An expense specifically relating to the cessation itself is not an allowable expense.



Business record keeping for the self-employed



If you are self-employed as a sole trader or as a partner in a business partnership, then you must keep suitable business records as well as separate personal records of your income.

For tax purposes, the business records must be held for at least 5 years after the 31 January submission deadline for the relevant tax year. For example, for the 2017-18 tax year, when online filing was due by 31 January 2019, you must keep your records until at least the end of January 2024. In certain situations, such as when a return is submitted late, the records must be held for longer.
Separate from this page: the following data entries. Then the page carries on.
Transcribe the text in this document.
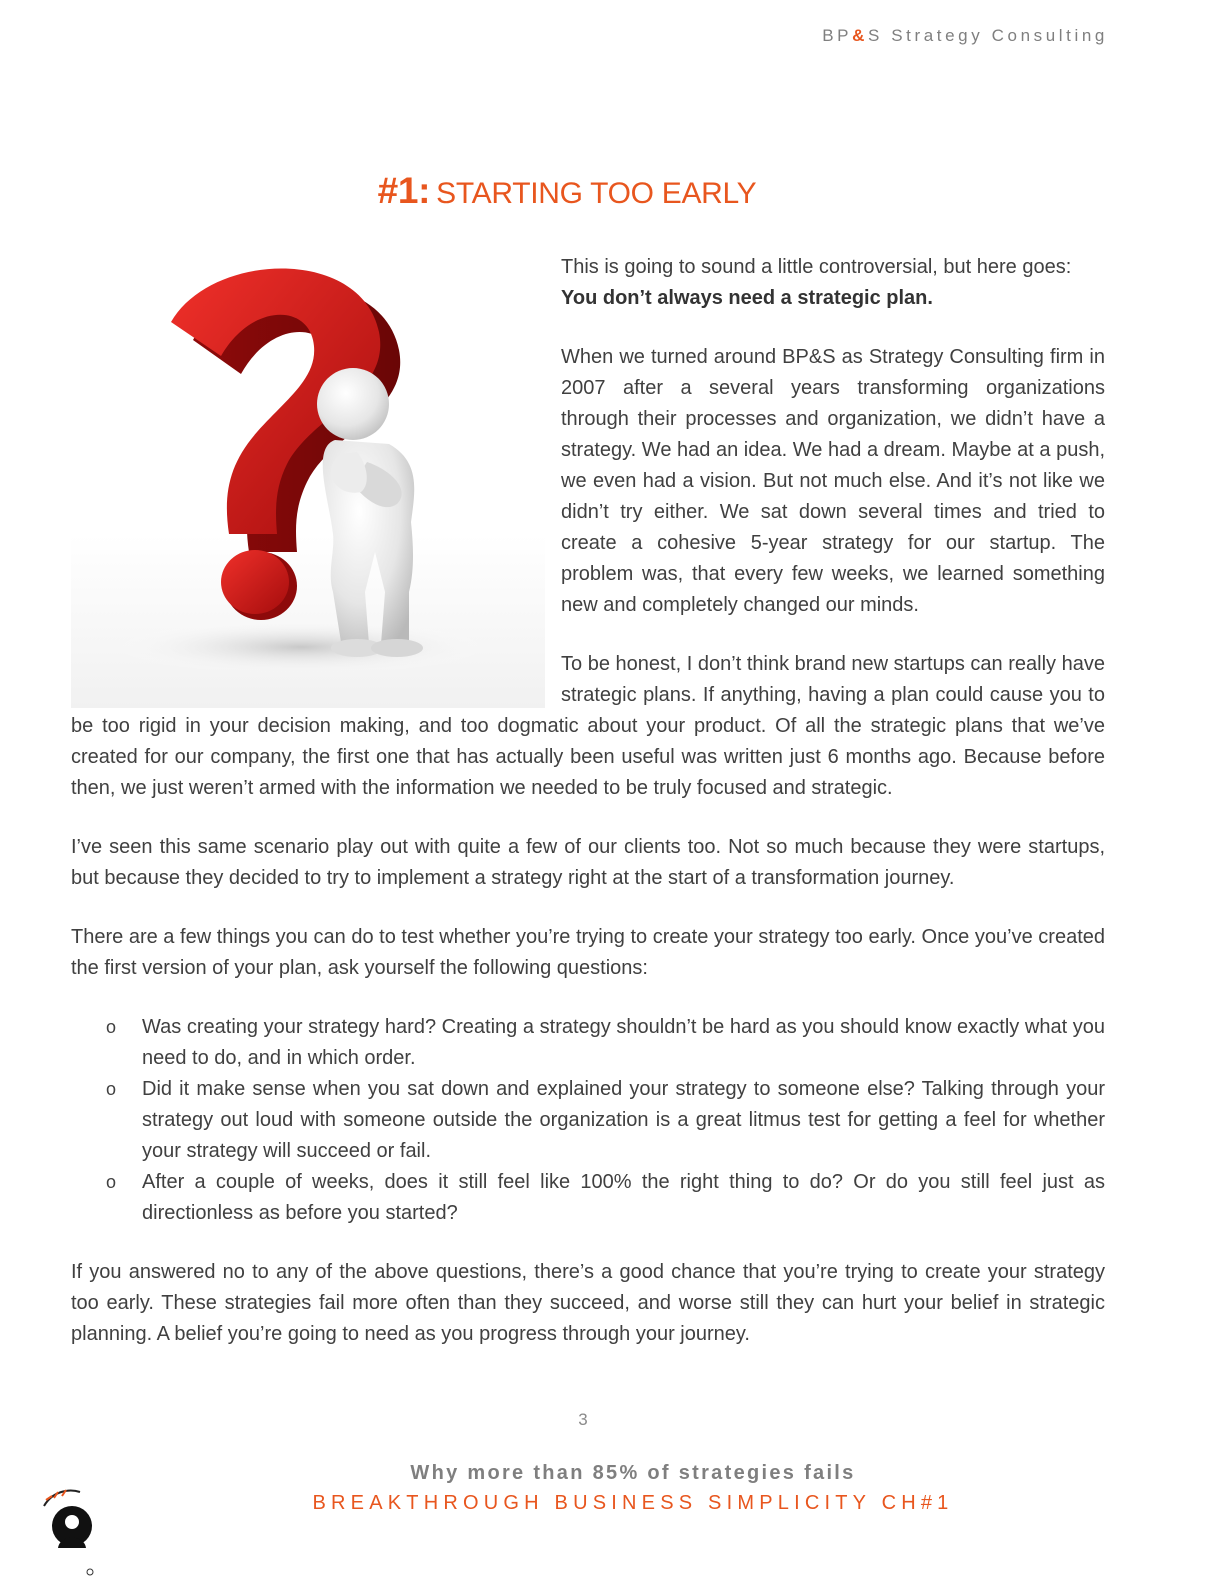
BP&S Strategy Consulting
#1: STARTING TOO EARLY

This is going to sound a little controversial, but here goes:
You don’t always need a strategic plan.

When we turned around BP&S as Strategy Consulting firm in 2007 after a several years transforming organizations through their processes and organization, we didn’t have a strategy. We had an idea. We had a dream. Maybe at a push, we even had a vision. But not much else. And it’s not like we didn’t try either. We sat down several times and tried to create a cohesive 5-year strategy for our startup. The problem was, that every few weeks, we learned something new and completely changed our minds.

To be honest, I don’t think brand new startups can really have strategic plans. If anything, having a plan could cause you to be too rigid in your decision making, and too dogmatic about your product. Of all the strategic plans that we’ve created for our company, the first one that has actually been useful was written just 6 months ago. Because before then, we just weren’t armed with the information we needed to be truly focused and strategic.

I’ve seen this same scenario play out with quite a few of our clients too. Not so much because they were startups, but because they decided to try to implement a strategy right at the start of a transformation journey.

There are a few things you can do to test whether you’re trying to create your strategy too early. Once you’ve created the first version of your plan, ask yourself the following questions:

o Was creating your strategy hard? Creating a strategy shouldn’t be hard as you should know exactly what you need to do, and in which order.
o Did it make sense when you sat down and explained your strategy to someone else? Talking through your strategy out loud with someone outside the organization is a great litmus test for getting a feel for whether your strategy will succeed or fail.
o After a couple of weeks, does it still feel like 100% the right thing to do? Or do you still feel just as directionless as before you started?

If you answered no to any of the above questions, there’s a good chance that you’re trying to create your strategy too early. These strategies fail more often than they succeed, and worse still they can hurt your belief in strategic planning. A belief you’re going to need as you progress through your journey.

3
Why more than 85% of strategies fails
BREAKTHROUGH BUSINESS SIMPLICITY CH#1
If you are self-employed you should keep a record of:

  • all sales and income
  • all business expenses
  • VAT records if you’re registered for VAT
  • PAYE records if you employ people
  • records about your personal income

You don't need to keep the vast majority of your records in their original form. If you prefer, you can keep a copy of most of them in an alternative format, as long as they can be recovered in a readable and uncorrupted format. For example, a scanned PDF document.

If records are no longer available for any reason you must try and recreate them letting HMRC know if the figures are estimated or provisional. There are penalties for failing to keep proper records or for keeping inaccurate records.